We finally present two exemplary cases showing a correlation between the serial assessment of PP aggregate levels and the clinical course. While PP aggregates and aggregate composition did not greatly vary in patient 1, we observed a reversed trend of total platelet count and PP aggregates in patient 2. In parallel with the clinical deterioration of the patient 12 days from admission, PP aggregates tremendously increased that day and were even higher on day 20. While the increased platelet consumption within the extracorporeal blood circuit presumably contributes to the observed drop of the total platelet count following initiation of ECMO therapy, the consumption of platelets on day 12 is likely caused by the formation of PP aggregates as the blood sample was collected before the start of the ECMO therapy. The decrease in platelets on day 12 is comparable to the values of day 2, where still no rapid worsening of the patient status occurred. This observation suggests that PP aggregates could be used to differentiate causes of platelet consumption.

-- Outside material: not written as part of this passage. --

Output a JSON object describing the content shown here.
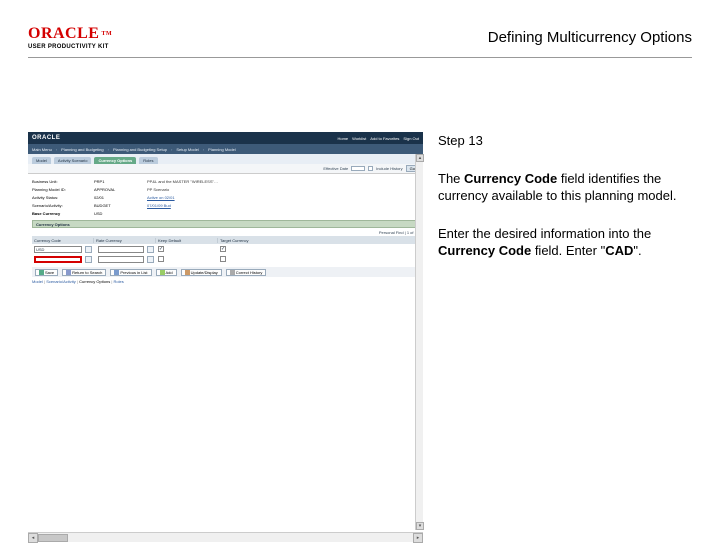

A few limitations to this study should be mentioned. Our analysis was performed monocentric as we had only one measurement setup available, and the POC intention limited a multicentric design, resulting in a small cohort size. Although gender and age proportions were comparable for the different cohorts (Supplementary Fig. 4), a large, multicentre study with a diverse patient population is needed for reliable validation. The data were obtained over one year, from November 2020 to 2021, with patients infected with wildtype SARS-CoV-2, as well as the B.1.1.7, B.1.351, and B.1.617.2 variants. Non-hospitalized and asymptomatic SARS-CoV-2-infected individuals were not enrolled. Due to the study design, only low statistical power for LP aggregates was obtained. Therefore, LP aggregates were not further studied in this project.

In summary, we present a POC-compatible method that allows rapid, label-free phase image-based quantification of micro-aggregates. The technique was employed to characterize PP aggregates in COVID-19, and a high correlation with disease severity was reported. While future studies are required to validate and substantiate our findings, we demonstrate that this technology yields clinically relevant findings and is not limited to COVID-19. Increased PP and LP aggregates have been observed in several medical disorders, including sepsis, cancer, or cardiovascular diseases50,51,52. This technology to study cell aggregates with single platelet resolution in low shear conditions is a promising prognostic or diagnostic tool for various systemic diseases.